A Natalia Horecna, presente in ribalta per gli applausi, Legris ha affidato il quinto pezzo della serata. Un lavoro inedito, creato direttamente a Milano con e per il Corpo di Ballo della Scala, fresco di nuove nomine. La coreografa (che firma anche scene e costumi) ha presentato Birds walking on water su musica di Arvo Pärt, Jean Sibelius e Vladimir Martynov. Tre sono le coppie principali, cinque altre coppie e il primo ballerino Mick Zeni, alter ego di ogni artista presente, carismatico traghettatore di anime, con tutta l’esperienza rigorosa di una importante carriera giunta alla sua vetta.

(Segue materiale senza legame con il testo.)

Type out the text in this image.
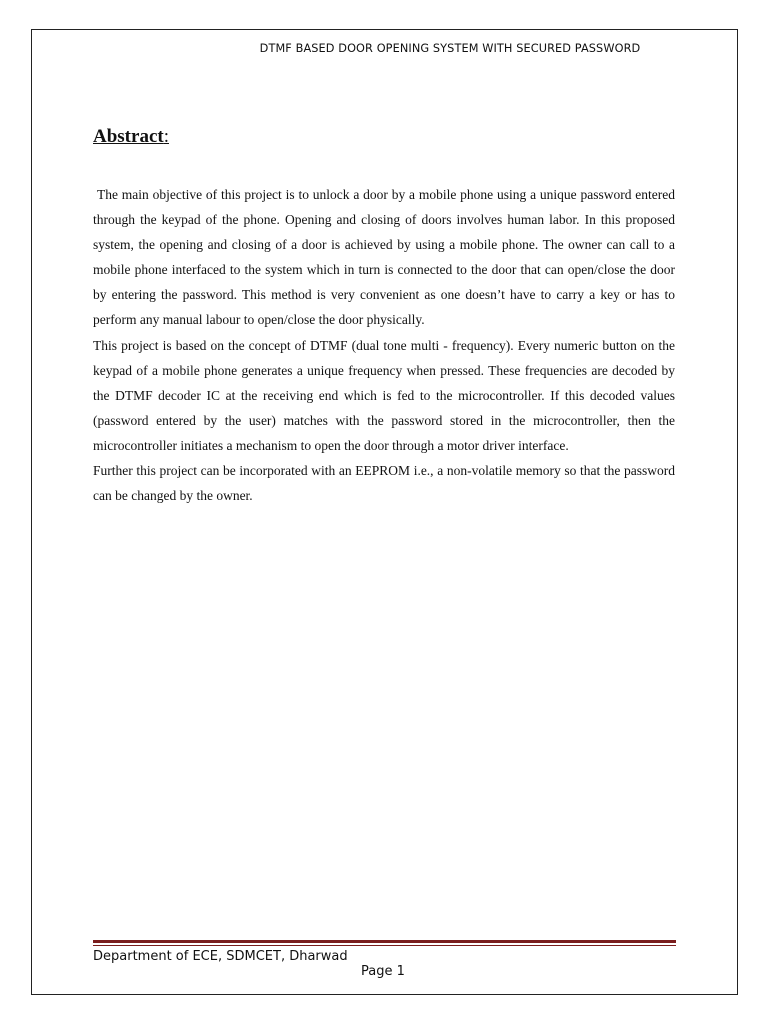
DTMF BASED DOOR OPENING SYSTEM WITH SECURED PASSWORD
Abstract:

The main objective of this project is to unlock a door by a mobile phone using a unique password entered through the keypad of the phone. Opening and closing of doors involves human labor. In this proposed system, the opening and closing of a door is achieved by using a mobile phone. The owner can call to a mobile phone interfaced to the system which in turn is connected to the door that can open/close the door by entering the password. This method is very convenient as one doesn’t have to carry a key or has to perform any manual labour to open/close the door physically.

This project is based on the concept of DTMF (dual tone multi - frequency). Every numeric button on the keypad of a mobile phone generates a unique frequency when pressed. These frequencies are decoded by the DTMF decoder IC at the receiving end which is fed to the microcontroller. If this decoded values (password entered by the user) matches with the password stored in the microcontroller, then the microcontroller initiates a mechanism to open the door through a motor driver interface.

Further this project can be incorporated with an EEPROM i.e., a non-volatile memory so that the password can be changed by the owner.

Department of ECE, SDMCET, Dharwad
Page 1
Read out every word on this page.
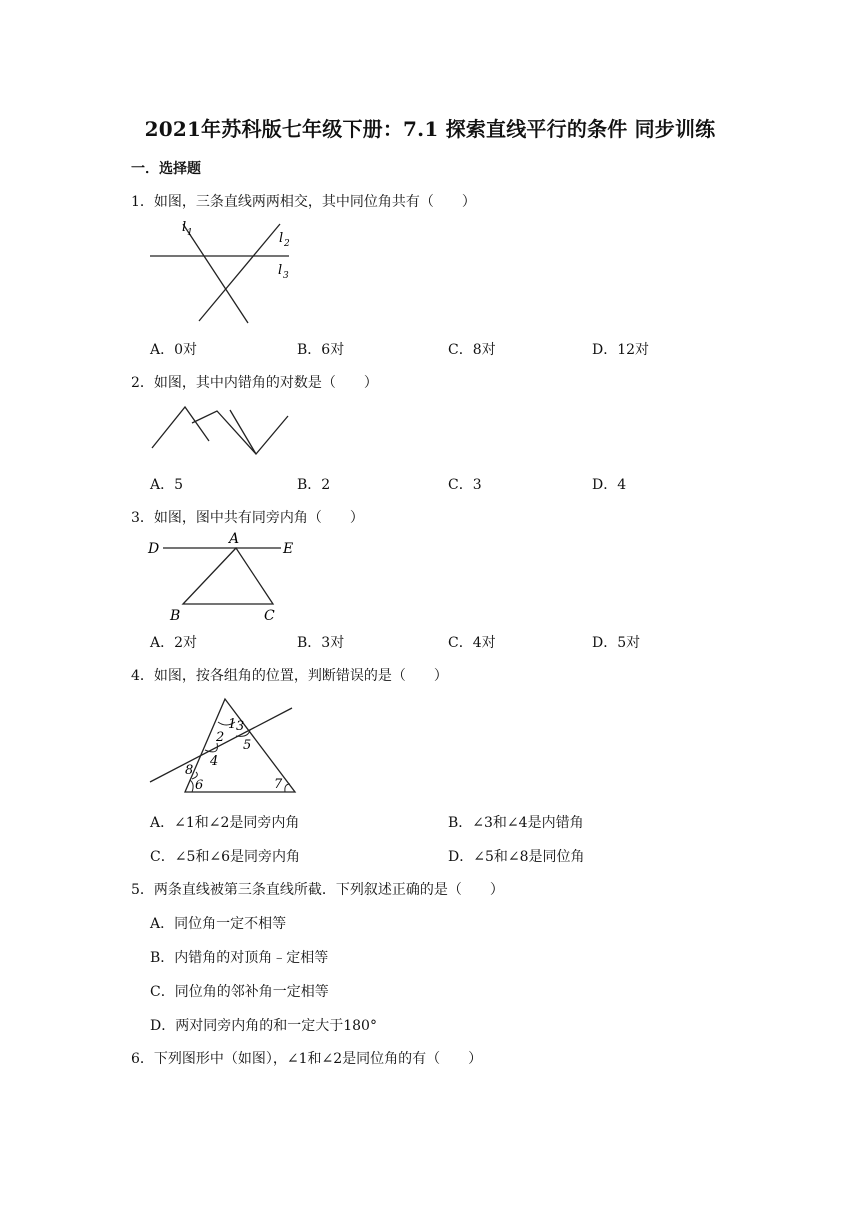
2021年苏科版七年级下册：7.1 探索直线平行的条件 同步训练
一．选择题
1．如图，三条直线两两相交，其中同位角共有（　　）
l 1	l 2
l 3
A．0对	B．6对	C．8对	D．12对
2．如图，其中内错角的对数是（　　）
A．5	B．2	C．3	D．4
3．如图，图中共有同旁内角（　　）
D
A
E
B	C
A．2对	B．3对	C．4对	D．5对
4．如图，按各组角的位置，判断错误的是（　　）
1 3
2
5
4
8
6	7
A．∠1和∠2是同旁内角	B．∠3和∠4是内错角
C．∠5和∠6是同旁内角	D．∠5和∠8是同位角
5．两条直线被第三条直线所截．下列叙述正确的是（　　）
A．同位角一定不相等
B．内错角的对顶角﹣定相等
C．同位角的邻补角一定相等
D．两对同旁内角的和一定大于180°
6．下列图形中（如图），∠1和∠2是同位角的有（　　）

Accanto a lui Antonella Albano con Massimo Garon, Chiara Fiandra con Edoardo Caporaletti, Marta Gerani con Gioacchino Starace, e ancora Denise Gazzo, Giulia Schembri, Linda Giubelli, Camilla Cerulli, Serena Sarnataro, Francesco Mascia, Andrea Crescenzi, Domenico Di Cristo, Eugenio Lepera, Marco Messina. L’allestimento, da rivedere nei tempi e nei modi, appare sottotono perché ciò che rimane centrale, al di là dell’impressione positiva o negativa dopo aver visto un’opera, è la rielaborazione che ne consegue. Nessuno vedrà mai la medesima cosa, e la danza dona una illimitata libertà allo sguardo e al pensiero. Essendo un’esperienza di compresenza, gli elementi sul piatto sono differenti. Ciò che qui manca, però, è proprio questo elemento di compresenza. Di certo si è apprezzata la sensibilità tecnica degli artisti tutti, così come l’intento della Horecna.

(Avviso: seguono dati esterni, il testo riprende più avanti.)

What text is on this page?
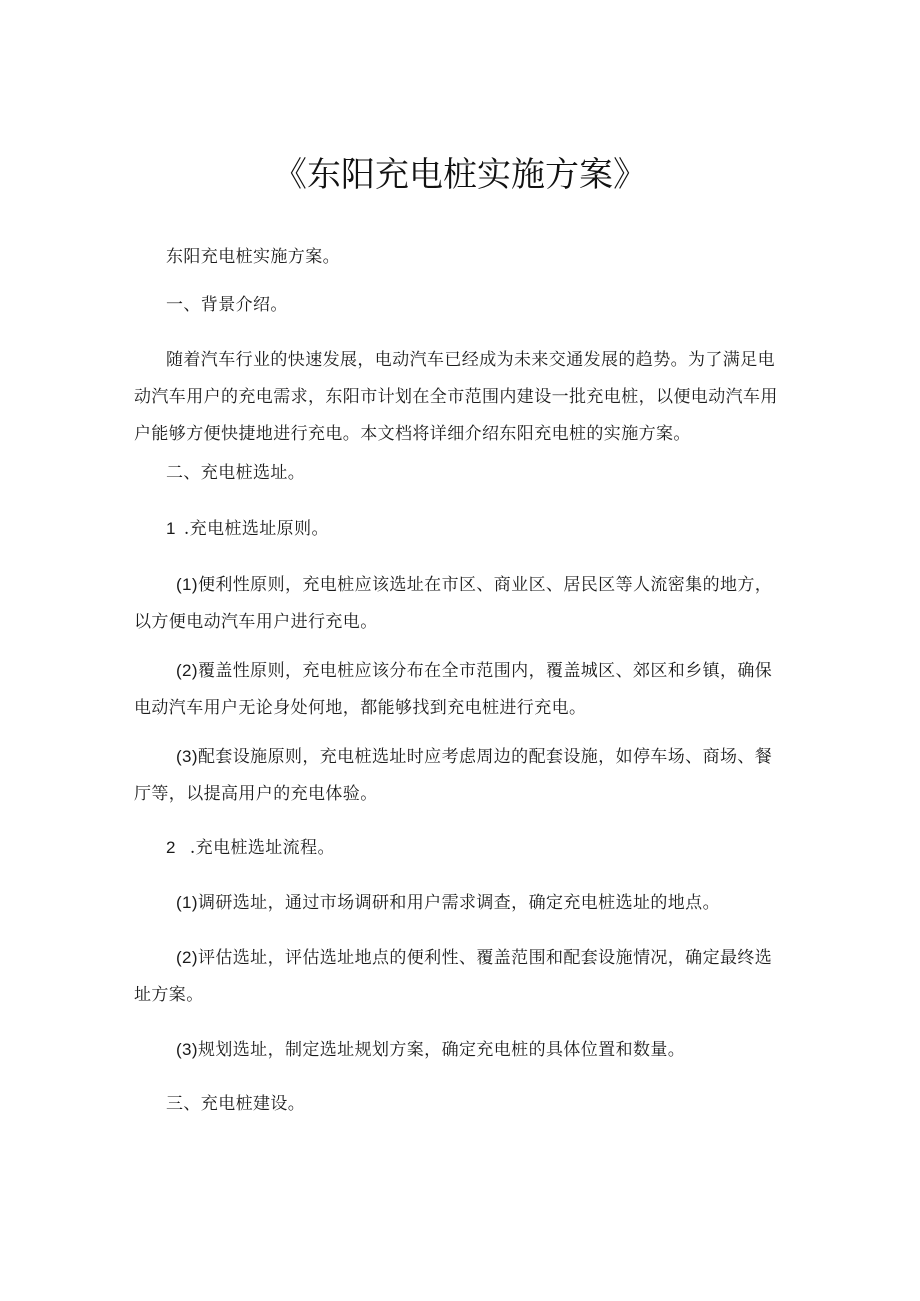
《东阳充电桩实施方案》

东阳充电桩实施方案。

一、背景介绍。

随着汽车行业的快速发展，电动汽车已经成为未来交通发展的趋势。为了满足电动汽车用户的充电需求，东阳市计划在全市范围内建设一批充电桩，以便电动汽车用户能够方便快捷地进行充电。本文档将详细介绍东阳充电桩的实施方案。

二、充电桩选址。

1 .充电桩选址原则。

(1)便利性原则，充电桩应该选址在市区、商业区、居民区等人流密集的地方，以方便电动汽车用户进行充电。

(2)覆盖性原则，充电桩应该分布在全市范围内，覆盖城区、郊区和乡镇，确保电动汽车用户无论身处何地，都能够找到充电桩进行充电。

(3)配套设施原则，充电桩选址时应考虑周边的配套设施，如停车场、商场、餐厅等，以提高用户的充电体验。

2 .充电桩选址流程。

(1)调研选址，通过市场调研和用户需求调查，确定充电桩选址的地点。

(2)评估选址，评估选址地点的便利性、覆盖范围和配套设施情况，确定最终选址方案。

(3)规划选址，制定选址规划方案，确定充电桩的具体位置和数量。

三、充电桩建设。
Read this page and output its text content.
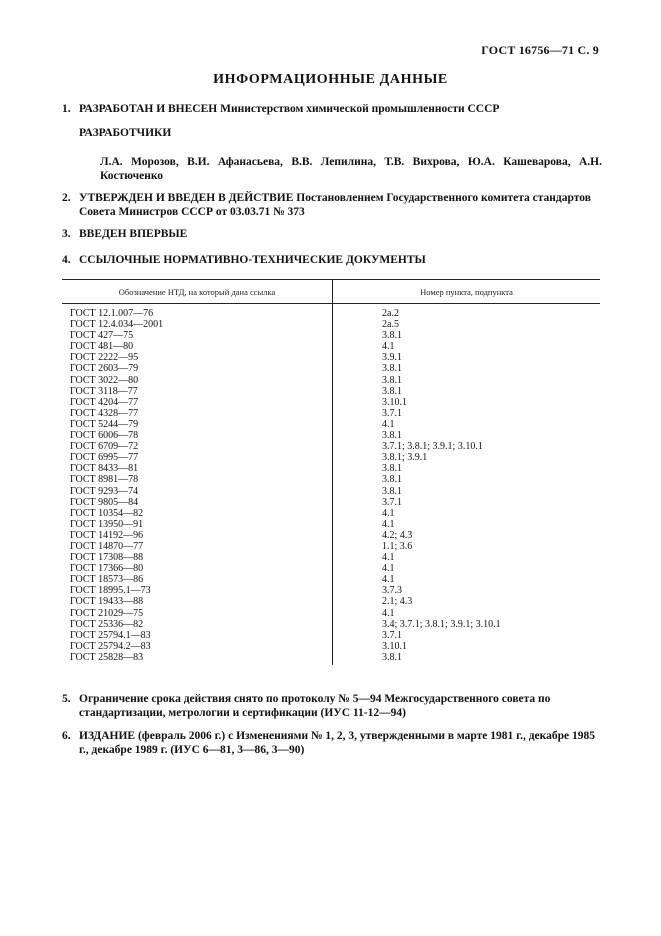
ГОСТ 16756—71 С. 9
ИНФОРМАЦИОННЫЕ ДАННЫЕ
1. РАЗРАБОТАН И ВНЕСЕН Министерством химической промышленности СССР
РАЗРАБОТЧИКИ
Л.А. Морозов, В.И. Афанасьева, В.В. Лепилина, Т.В. Вихрова, Ю.А. Кашеварова, А.Н. Костюченко
2. УТВЕРЖДЕН И ВВЕДЕН В ДЕЙСТВИЕ Постановлением Государственного комитета стандартов Совета Министров СССР от 03.03.71 № 373
3. ВВЕДЕН ВПЕРВЫЕ
4. ССЫЛОЧНЫЕ НОРМАТИВНО-ТЕХНИЧЕСКИЕ ДОКУМЕНТЫ
Обозначение НТД, на который дана ссылка	Номер пункта, подпункта
ГОСТ 12.1.007—76	2а.2
ГОСТ 12.4.034—2001	2а.5
ГОСТ 427—75	3.8.1
ГОСТ 481—80	4.1
ГОСТ 2222—95	3.9.1
ГОСТ 2603—79	3.8.1
ГОСТ 3022—80	3.8.1
ГОСТ 3118—77	3.8.1
ГОСТ 4204—77	3.10.1
ГОСТ 4328—77	3.7.1
ГОСТ 5244—79	4.1
ГОСТ 6006—78	3.8.1
ГОСТ 6709—72	3.7.1; 3.8.1; 3.9.1; 3.10.1
ГОСТ 6995—77	3.8.1; 3.9.1
ГОСТ 8433—81	3.8.1
ГОСТ 8981—78	3.8.1
ГОСТ 9293—74	3.8.1
ГОСТ 9805—84	3.7.1
ГОСТ 10354—82	4.1
ГОСТ 13950—91	4.1
ГОСТ 14192—96	4.2; 4.3
ГОСТ 14870—77	1.1; 3.6
ГОСТ 17308—88	4.1
ГОСТ 17366—80	4.1
ГОСТ 18573—86	4.1
ГОСТ 18995.1—73	3.7.3
ГОСТ 19433—88	2.1; 4.3
ГОСТ 21029—75	4.1
ГОСТ 25336—82	3.4; 3.7.1; 3.8.1; 3.9.1; 3.10.1
ГОСТ 25794.1—83	3.7.1
ГОСТ 25794.2—83	3.10.1
ГОСТ 25828—83	3.8.1
5. Ограничение срока действия снято по протоколу № 5—94 Межгосударственного совета по стандартизации, метрологии и сертификации (ИУС 11-12—94)
6. ИЗДАНИЕ (февраль 2006 г.) с Изменениями № 1, 2, 3, утвержденными в марте 1981 г., декабре 1985 г., декабре 1989 г. (ИУС 6—81, 3—86, 3—90)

Il sesto pezzo in programma, con il suo tema dell’amore che sfida la morte, si è palesato come una poetica suggestione. Pastor, presente nel finale a ricevere i meritati consensi, ha ripreso la più nota storia d’amore della nostra tradizione e l’ha trasformata in danza. Originale nell’appassionata messa in scena, ci narra di desideri e valori cristiani. Della solenne musica di Richard Wagner usa brani da Tristan und Isolde e dai Wesendonk Lieder. Interpreti nella loro piena maturità artistica sono i primi ballerini Nicoletta Manni e Timofej Andrijashenko. Il passo a due assurge a motivo essenziale di spettacolo, incarnato in tutto e per tutto. La naturalezza e la bellezza appagano l’impatto visivo. La forza viene determinata grazie all’energia rilasciata dalla coppia, tra il celeste e il bianco, simboli di innocenza e virtù.

A concludere la serata William Forsythe con il balletto creato per il Frankfurt Ballet nel 1996, e per la prima volta in scena alla Scala, ripreso da Stéphane Phavorin, con Martina Arduino, Agnese Di Clemente, Gaia Andreanò, Marco Agostino, Nicola Del Freo, sulla musica dell’ultimo movimento della Sinfonia n. 9 di Franz Schubert. Il viola quaresima scelto per l’accademico degli interpreti e il verde smeraldo dei tutù piatti delle interpreti sono firmati con gusto dal costumista Stephen Galloway. La velocità dei movimenti consente agli ottimi esecutori di raggiungere elevati livelli di forza, donando a The Vertiginous Thrill of Exactitude quella potenza millimetrica capace di far esaltare la creazione.

Serata Contemporanea ha avuto il merito di rendere lo spettatore più consapevole del rapporto tra teatro, danza e nuova realtà.